Back down by Ralph’s Vacuum and Sewing Center — immediately next door, as a matter of fact — work continues on the “remodel” of the historic 851 Main Street building. I put the word “remodel” in quotes because although it technically is one, what is primarily being preserved is the building’s front facade (which will become the ground-floor face of the attractive new four-story mixed-use building that is being constructed on the site). So far, beyond carefully preserving that historic facade, work has concentrated on the digging and construction of the building’s two-level subterranean parking garage. The contractors have made it extremely difficult to get a good view into the project, but I keep trying. The best vantage point seems to be from the rear; this week I managed to get a small glimpse into the pit that will become that garage:
It isn’t the greatest picture, but it does tell me that the work has nearly risen to ground level, at which point progress should be much easier to monitor.

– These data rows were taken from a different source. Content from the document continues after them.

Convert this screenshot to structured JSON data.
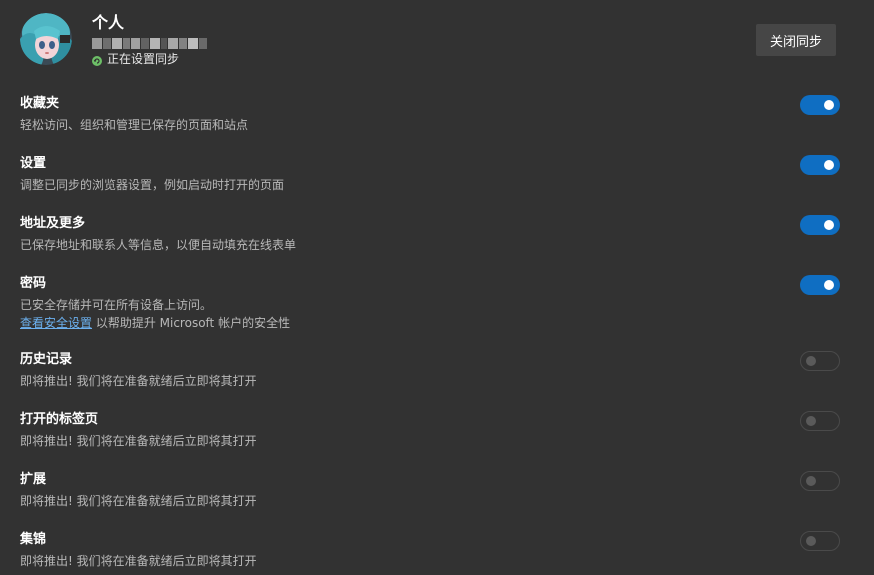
{
  "profile": {
    "name": "个人",
    "email_redacted": "",
    "sync_status": "正在设置同步"
  },
  "header": {
    "close_sync_label": "关闭同步"
  },
  "settings": [
    {
      "title": "收藏夹",
      "desc": "轻松访问、组织和管理已保存的页面和站点",
      "enabled": true
    },
    {
      "title": "设置",
      "desc": "调整已同步的浏览器设置，例如启动时打开的页面",
      "enabled": true
    },
    {
      "title": "地址及更多",
      "desc": "已保存地址和联系人等信息，以便自动填充在线表单",
      "enabled": true
    },
    {
      "title": "密码",
      "desc": "已安全存储并可在所有设备上访问。",
      "link": "查看安全设置",
      "link_suffix": " 以帮助提升 Microsoft 帐户的安全性",
      "enabled": true
    },
    {
      "title": "历史记录",
      "desc": "即将推出! 我们将在准备就绪后立即将其打开",
      "enabled": false
    },
    {
      "title": "打开的标签页",
      "desc": "即将推出! 我们将在准备就绪后立即将其打开",
      "enabled": false
    },
    {
      "title": "扩展",
      "desc": "即将推出! 我们将在准备就绪后立即将其打开",
      "enabled": false
    },
    {
      "title": "集锦",
      "desc": "即将推出! 我们将在准备就绪后立即将其打开",
      "enabled": false
    }
  ],
  "colors": {
    "background": "#323232",
    "toggle_on": "#0f6ec2",
    "link": "#6cb1ef",
    "sync_icon": "#6dbf67"
  },
  "icons": {
    "sync": "sync-status-icon",
    "avatar": "avatar"
  }
}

So that’s it for the east side of Main Street, at least between Broadway and Middlefield Road. There are some clear vacancies that desperately need filling, but near the two ends there are two historic buildings being rebuilt that, once complete, should add life to this currently moribund section of Main Street. It appears that Brick Monkey has plans to move into the retail portion of 851 Main Street; if an equally powerful retailer can be coaxed into the rebuilt 925 Main Street (the Young’s Auto Parts building), that would go a long way towards attracting pedestrian traffic along these two blocks, which would then make the intervening spaces, whether they be occupied by retail or by restaurants, that much more visible and popular. We’re likely a couple of years away from seeing these two under-construction buildings completed and occupied; I sincerely hope that the remaining tenants along both sides of Main Street can hang on until then.